The substitution method is a powerful technique used mainly to simplify solving differential equations, especially when dealing with Cauchy-Euler equations. The key idea is to substitute a variable that transforms the problem into a more manageable form. In this case, we substitute the variable \( x = e^t \). This particular choice is beneficial as it helps convert a Cauchy-Euler equation into a differential equation with constant coefficients, which are easier to solve.Here's how it works: by substituting \( x = e^t \), we can turn the problem’s non-constant coefficients into constants. We then utilize the chain rule to rewrite derivative expressions in terms of \( t \) rather than \( x \). For example:

• \( y' = \frac{1}{e^t} \frac{dy}{dt} \)
• \( y'' = \frac{d}{dx}(\frac{1}{x} \frac{dy}{dt}) \)

This transformation makes the differential equation more straightforward to solve.

Once transformed using the substitution \( x = e^t \), a Cauchy-Euler equation turns into a differential equation with constant coefficients. These types of differential equations are much simpler to handle.The general form of a linear differential equation with constant coefficients is:\[ a_n y^{(n)} + a_{n-1} y^{(n-1)} + \cdots + a_1 y' + a_0 y = g(t) \]where each \( a_i \) is a constant, and \( g(t) \) is a known function.Solving these equations involves finding both a homogeneous solution, where \( g(t) = 0 \), and a particular solution, where \( g(t) \) is not zero. The sum of these solutions gives the general solution for the differential equation.

The characteristic equation is a polynomial equation derived from the differential equation when we assume solutions of a specific exponential form. For a linear differential equation with constant coefficients, we assume solutions of the form \( y(t) = e^{rt} \).Substituting this assumed solution into the homogeneous differential equation and factoring out \( e^{rt} \) gives us the characteristic equation. For the given problem, transforming the Cauchy-Euler equation resulted in:\[ y_{tt} + 9y_t + 8y = 0 \]which translates to the characteristic equation:\[ r^2 + 9r + 8 = 0 \]Solving this quadratic equation, typically through factoring or the quadratic formula, provides roots that help construct the solution to the homogeneous part of the differential equation.

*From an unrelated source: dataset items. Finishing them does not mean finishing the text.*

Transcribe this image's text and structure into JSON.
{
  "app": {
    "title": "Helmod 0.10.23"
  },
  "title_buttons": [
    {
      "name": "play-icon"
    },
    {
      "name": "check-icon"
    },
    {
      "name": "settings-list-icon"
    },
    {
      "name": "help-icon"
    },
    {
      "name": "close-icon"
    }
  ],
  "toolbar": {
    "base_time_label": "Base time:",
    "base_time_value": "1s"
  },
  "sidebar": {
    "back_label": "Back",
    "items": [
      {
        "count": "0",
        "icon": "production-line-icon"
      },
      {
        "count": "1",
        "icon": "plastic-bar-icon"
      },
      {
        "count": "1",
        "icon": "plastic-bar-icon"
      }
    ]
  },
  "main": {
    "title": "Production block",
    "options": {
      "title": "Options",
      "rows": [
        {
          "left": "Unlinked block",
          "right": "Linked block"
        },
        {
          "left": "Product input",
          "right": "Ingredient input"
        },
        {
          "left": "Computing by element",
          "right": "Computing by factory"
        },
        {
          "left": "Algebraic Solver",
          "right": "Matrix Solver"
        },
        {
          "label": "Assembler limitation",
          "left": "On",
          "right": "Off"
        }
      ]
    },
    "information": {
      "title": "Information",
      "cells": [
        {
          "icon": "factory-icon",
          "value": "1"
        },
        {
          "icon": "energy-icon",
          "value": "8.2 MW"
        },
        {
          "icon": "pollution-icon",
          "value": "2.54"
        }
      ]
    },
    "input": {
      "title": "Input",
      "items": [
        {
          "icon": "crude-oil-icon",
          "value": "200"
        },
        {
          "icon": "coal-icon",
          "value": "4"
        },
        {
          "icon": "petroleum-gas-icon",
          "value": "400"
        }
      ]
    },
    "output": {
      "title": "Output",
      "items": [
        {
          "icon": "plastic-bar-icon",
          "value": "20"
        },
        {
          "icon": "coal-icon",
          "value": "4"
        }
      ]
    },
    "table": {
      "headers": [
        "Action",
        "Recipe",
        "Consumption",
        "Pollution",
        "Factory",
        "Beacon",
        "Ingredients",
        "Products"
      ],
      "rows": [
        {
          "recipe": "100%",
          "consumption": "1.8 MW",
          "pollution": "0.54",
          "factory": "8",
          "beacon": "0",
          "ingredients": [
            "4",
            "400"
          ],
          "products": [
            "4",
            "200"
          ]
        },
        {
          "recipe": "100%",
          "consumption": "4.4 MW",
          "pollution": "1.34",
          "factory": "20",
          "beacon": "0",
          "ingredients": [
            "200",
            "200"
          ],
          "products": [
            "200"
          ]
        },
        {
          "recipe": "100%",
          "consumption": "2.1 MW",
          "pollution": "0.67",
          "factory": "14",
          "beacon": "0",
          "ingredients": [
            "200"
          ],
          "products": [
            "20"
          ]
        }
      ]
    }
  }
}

To solve the inhomogeneous differential equation, we utilize the method of undetermined coefficients. This involves guessing a form for the particular solution \( y_p(t) \) based on the right-hand side non-homogeneous term. Here, since the non-homogeneous part is \( e^{2t} \), we propose a solution like \( y_p = A e^{2t} \).We then calculate the derivatives of this guess:

• \( y_{pt} = 2A e^{2t} \)
• \( y_{ptt} = 4A e^{2t} \)

Substituting these into the differentiated equation allows us to solve for the unknown coefficient \( A \). So, for the example, we find:\[ 4A + 18A + 8A = 1 \]Solving this gives \( A = \frac{1}{30} \), leading to the particular solution:\[ y_p = \frac{1}{30} e^{2t} \]This determined coefficient completes our general solution, entwining both the homogeneous and particular solutions to form the overall response to the original equation.